Example: get mean and standard deviation by gender and year
```{r}
TRAIN %>% group_by(TIME, SEX)
TRAIN_AGG2 =TRAIN %>%
group_by(TIME, SEX) %>%
summarise(tr_median = median(Value, na.rm = TRUE),
tr_mean = mean(Value, na.rm = TRUE),
tr_sd = sd(Value, na.rm = TRUE))
TRAIN_AGG2
# This is a tidy dataset!
```
Add aggregate variable to non-aggregated dataset.

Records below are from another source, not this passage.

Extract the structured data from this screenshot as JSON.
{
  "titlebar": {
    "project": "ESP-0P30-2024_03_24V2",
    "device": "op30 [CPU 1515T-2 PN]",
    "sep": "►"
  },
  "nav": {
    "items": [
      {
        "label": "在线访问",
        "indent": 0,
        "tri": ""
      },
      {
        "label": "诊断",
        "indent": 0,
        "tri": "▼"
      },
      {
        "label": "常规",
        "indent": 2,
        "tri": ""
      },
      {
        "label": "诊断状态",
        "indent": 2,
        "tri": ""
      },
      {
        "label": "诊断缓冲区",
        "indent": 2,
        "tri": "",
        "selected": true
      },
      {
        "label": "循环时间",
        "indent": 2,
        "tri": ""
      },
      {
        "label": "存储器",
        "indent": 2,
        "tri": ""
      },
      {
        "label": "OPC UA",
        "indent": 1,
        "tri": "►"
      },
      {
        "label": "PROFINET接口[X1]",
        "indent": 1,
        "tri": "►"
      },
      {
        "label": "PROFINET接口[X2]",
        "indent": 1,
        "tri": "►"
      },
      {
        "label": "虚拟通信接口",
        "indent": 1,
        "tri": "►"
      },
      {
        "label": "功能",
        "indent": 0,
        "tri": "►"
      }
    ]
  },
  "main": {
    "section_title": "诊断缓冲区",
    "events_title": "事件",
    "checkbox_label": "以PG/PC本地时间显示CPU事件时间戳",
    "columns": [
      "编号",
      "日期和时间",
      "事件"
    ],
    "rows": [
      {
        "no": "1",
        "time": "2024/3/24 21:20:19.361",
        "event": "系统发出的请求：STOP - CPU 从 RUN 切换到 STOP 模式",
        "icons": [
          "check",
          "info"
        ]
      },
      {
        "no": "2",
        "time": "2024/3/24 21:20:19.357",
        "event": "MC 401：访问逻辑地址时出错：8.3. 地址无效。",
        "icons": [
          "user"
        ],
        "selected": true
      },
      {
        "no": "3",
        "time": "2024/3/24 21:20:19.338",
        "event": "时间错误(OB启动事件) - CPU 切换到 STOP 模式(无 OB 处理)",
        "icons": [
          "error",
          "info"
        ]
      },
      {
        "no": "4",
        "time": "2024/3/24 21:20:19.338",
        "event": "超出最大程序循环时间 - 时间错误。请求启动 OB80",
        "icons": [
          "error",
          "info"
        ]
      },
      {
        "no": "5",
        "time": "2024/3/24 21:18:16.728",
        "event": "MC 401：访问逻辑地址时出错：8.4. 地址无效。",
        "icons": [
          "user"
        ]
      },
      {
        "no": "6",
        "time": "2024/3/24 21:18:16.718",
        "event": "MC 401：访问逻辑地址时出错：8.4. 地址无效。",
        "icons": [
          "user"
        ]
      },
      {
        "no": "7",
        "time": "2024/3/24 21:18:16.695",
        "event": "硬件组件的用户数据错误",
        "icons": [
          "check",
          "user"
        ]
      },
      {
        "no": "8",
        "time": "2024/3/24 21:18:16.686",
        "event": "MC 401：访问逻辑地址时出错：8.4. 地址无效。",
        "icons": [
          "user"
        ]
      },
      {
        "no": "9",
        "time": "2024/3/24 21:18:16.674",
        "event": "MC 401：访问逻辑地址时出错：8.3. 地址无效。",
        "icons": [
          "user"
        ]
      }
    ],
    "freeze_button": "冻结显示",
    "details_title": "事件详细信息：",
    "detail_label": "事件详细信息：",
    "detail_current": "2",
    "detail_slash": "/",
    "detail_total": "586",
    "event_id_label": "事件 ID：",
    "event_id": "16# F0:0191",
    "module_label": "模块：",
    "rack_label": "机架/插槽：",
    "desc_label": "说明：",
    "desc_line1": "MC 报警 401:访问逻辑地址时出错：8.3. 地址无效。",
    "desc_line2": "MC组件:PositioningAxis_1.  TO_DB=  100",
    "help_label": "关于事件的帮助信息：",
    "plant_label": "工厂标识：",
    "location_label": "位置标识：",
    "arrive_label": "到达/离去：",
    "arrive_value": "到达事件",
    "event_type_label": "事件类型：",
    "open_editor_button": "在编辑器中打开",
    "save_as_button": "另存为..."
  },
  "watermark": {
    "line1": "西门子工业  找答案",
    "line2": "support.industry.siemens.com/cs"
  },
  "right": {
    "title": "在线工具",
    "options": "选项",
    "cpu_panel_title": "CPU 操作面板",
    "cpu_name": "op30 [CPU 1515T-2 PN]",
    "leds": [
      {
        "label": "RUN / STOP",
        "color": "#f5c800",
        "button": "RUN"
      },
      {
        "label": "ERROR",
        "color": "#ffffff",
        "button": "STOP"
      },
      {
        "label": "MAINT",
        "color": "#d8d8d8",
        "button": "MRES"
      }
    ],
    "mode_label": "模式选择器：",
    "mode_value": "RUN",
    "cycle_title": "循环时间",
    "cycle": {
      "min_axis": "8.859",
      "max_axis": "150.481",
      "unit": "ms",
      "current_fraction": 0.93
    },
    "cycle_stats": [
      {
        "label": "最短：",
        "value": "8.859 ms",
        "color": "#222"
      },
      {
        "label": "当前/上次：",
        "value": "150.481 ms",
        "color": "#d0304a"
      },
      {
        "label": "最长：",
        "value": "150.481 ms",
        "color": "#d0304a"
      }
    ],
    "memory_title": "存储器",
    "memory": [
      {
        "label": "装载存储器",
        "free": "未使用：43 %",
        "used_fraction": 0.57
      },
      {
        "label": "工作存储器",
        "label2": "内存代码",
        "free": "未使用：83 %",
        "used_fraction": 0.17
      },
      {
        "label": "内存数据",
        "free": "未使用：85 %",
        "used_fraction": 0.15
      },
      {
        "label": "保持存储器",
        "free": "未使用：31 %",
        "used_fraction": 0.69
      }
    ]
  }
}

Example: average training per country
```{r}
TRAIN2 = TRAIN %>%
filter(SEX == "Total") %>%
group_by(COUNTRY) %>%
mutate(avg_train = mean(Value)) %>%
ungroup() %>%
mutate(dif_from_avg = Value - avg_train)
#in last command we compute the difference in percentages from average country value
TRAIN2
```
EXERCISE:
From TRAIN dataset calculate the average training level per country,
then rank them by the aggregated value using the function arrange().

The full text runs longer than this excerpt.